PADA Selasa (03/ 11) lalu, bertempat di ruang laboratorium IPA SMP Negeri 2 Meral, berlangsung rapat pengurus PGRI (Persatuan Guru Terpublik Indonesia) Cabang Meral dengan para Kepala Sekolah se-Kecamatan Meral. Agenda rapat yang utama adalah persiapan peringatan Hari Ulang Tahun (HUT) PGRI ke-70 tahun 2015. Selain agenda utama itu ada pula beberapa agenda lainnya seperti konsolidasi anggota PGRI Kecamatan Meral, Iyuran PGRI dan beberapa lainnya.
Dari sejumlah agenda itu, justeru yang sangit dan menyita energi-pikiran dalam membahasnya adalah perihal ide pemberian santunan sosial bagi anggota yang mendapat musibah. Jika pembahasan agenda-agenda lainnya itu relatif mudah dan cepat mendapatkan keputusan, justeru untuk agenda ide pemberian santunan sosial ini tidak mudah. Perdebatan begitu sengit dan seperti tidak akan mudah menuju keputusan.
Perdebatan yang seolah melahirkan dua kubu yang bagaikan berseteru itu adalah tentang perlu-tidaknya pemberian santunan kepada anggota PGRI yang mendapat musibah seperti sakit dan atau kecelakaan. Perdebatan ini seolah-olah sengit karena salah seorang peserta rapat menyampaikan kekecewaannya kepada organisasi yang bernama PGRI itu karena selama ini tidak memperhatikan anggotanya yang ditimpa musibah seperti sakit.
Menurut guru yang kesal karena kebetulan salah guru di sekolahnya sudah lama sakit namun tidak pernah mendapat perhatian dari organisasi. "Untuk apa PGRI besar keluar, jika untuk ke dalam kepada anggotanya malah seolah tidak ada manfaatnya." Menurut guru ini, selama ini PGRI selalu berfoya-foya dan menghambur-hamburkan uang dalam setiap peringatan ulang tahunnya.
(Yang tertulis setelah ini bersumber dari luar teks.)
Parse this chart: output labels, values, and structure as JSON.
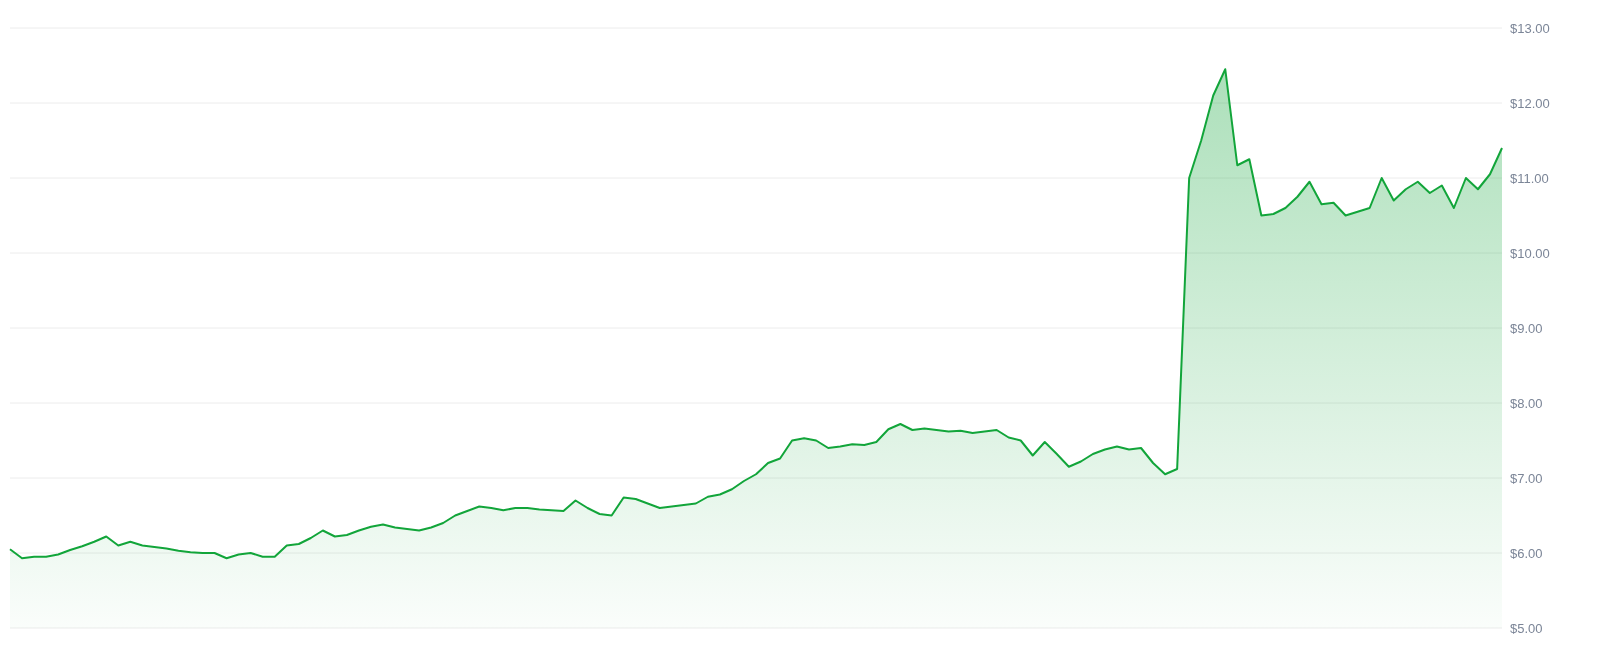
{
  "chart_data": {
    "type": "area",
    "categories": [
      null,
      null,
      null,
      null,
      null,
      null,
      null,
      null,
      null,
      null,
      null,
      null,
      null,
      null,
      null,
      null,
      null,
      null,
      null,
      null,
      null,
      null,
      null,
      null,
      null,
      null,
      null,
      null,
      null,
      null,
      null,
      null,
      null,
      null,
      null,
      null,
      null,
      null,
      null,
      null,
      null,
      null,
      null,
      null,
      null,
      null,
      null,
      null,
      null,
      null,
      null,
      null,
      null,
      null,
      null,
      null,
      null,
      null,
      null,
      null,
      null,
      null,
      null,
      null,
      null,
      null,
      null,
      null,
      null,
      null,
      null,
      null,
      null,
      null,
      null,
      null,
      null,
      null,
      null,
      null,
      null,
      null,
      null,
      null,
      null,
      null,
      null,
      null,
      null,
      null,
      null,
      null,
      null,
      null,
      null,
      null,
      null,
      null,
      null,
      null,
      null,
      null,
      null,
      null,
      null,
      null,
      null,
      null,
      null,
      null,
      null,
      null,
      null,
      null,
      null,
      null,
      null,
      null,
      null,
      null,
      null,
      null,
      null,
      null,
      null
    ],
    "series": [
      {
        "color": "#12a53a",
        "values": [
          6.05,
          5.93,
          5.95,
          5.95,
          5.98,
          6.04,
          6.09,
          6.15,
          6.22,
          6.1,
          6.15,
          6.1,
          6.08,
          6.06,
          6.03,
          6.01,
          6.0,
          6.0,
          5.93,
          5.98,
          6.0,
          5.95,
          5.95,
          6.1,
          6.12,
          6.2,
          6.3,
          6.22,
          6.24,
          6.3,
          6.35,
          6.38,
          6.34,
          6.32,
          6.3,
          6.34,
          6.4,
          6.5,
          6.56,
          6.62,
          6.6,
          6.57,
          6.6,
          6.6,
          6.58,
          6.57,
          6.56,
          6.7,
          6.6,
          6.52,
          6.5,
          6.74,
          6.72,
          6.66,
          6.6,
          6.62,
          6.64,
          6.66,
          6.75,
          6.78,
          6.85,
          6.96,
          7.05,
          7.2,
          7.26,
          7.5,
          7.53,
          7.5,
          7.4,
          7.42,
          7.45,
          7.44,
          7.48,
          7.65,
          7.72,
          7.64,
          7.66,
          7.64,
          7.62,
          7.63,
          7.6,
          7.62,
          7.64,
          7.54,
          7.5,
          7.3,
          7.48,
          7.32,
          7.15,
          7.22,
          7.32,
          7.38,
          7.42,
          7.38,
          7.4,
          7.2,
          7.05,
          7.12,
          11.0,
          11.5,
          12.1,
          12.45,
          11.17,
          11.25,
          10.5,
          10.52,
          10.6,
          10.75,
          10.95,
          10.65,
          10.67,
          10.5,
          10.55,
          10.6,
          11.0,
          10.7,
          10.85,
          10.95,
          10.8,
          10.9,
          10.6,
          11.0,
          10.85,
          11.05,
          11.4
        ]
      }
    ],
    "ylim": [
      5,
      13
    ],
    "yticks": [
      {
        "value": 5,
        "label": "$5.00"
      },
      {
        "value": 6,
        "label": "$6.00"
      },
      {
        "value": 7,
        "label": "$7.00"
      },
      {
        "value": 8,
        "label": "$8.00"
      },
      {
        "value": 9,
        "label": "$9.00"
      },
      {
        "value": 10,
        "label": "$10.00"
      },
      {
        "value": 11,
        "label": "$11.00"
      },
      {
        "value": 12,
        "label": "$12.00"
      },
      {
        "value": 13,
        "label": "$13.00"
      }
    ],
    "grid": "y",
    "tick_labels": "y"
  }
}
Untuk membiayai itu, malah memungut biaya --seperti iyuran-- kepada anggota. Dalam setiap HUT selalu besar-besaran. Makan-minum dan konsumsi dalam setiap HUT selalu cukup mewah. Bahkan mampu memberi hadiah umroh ke Tanah Suci setiap tahun bagi anggota yang beruntung.
Sayangnya, kata guru ini, itu hanya untuk 'besar keluar' saja. Ke dalamnya organisasi kita ini keropos dan jauh dari memberi perhatian. Begitu keluhan rekan guru ini sambil mengusulkan agar dalam rapat itu diambil kesepakatan, ke depannya harus ada sumbangan atau pemberian sosial bagi anggota yang mendapat musibah, kecelakaan atau apapun yang menyebabkan kerugian anggota.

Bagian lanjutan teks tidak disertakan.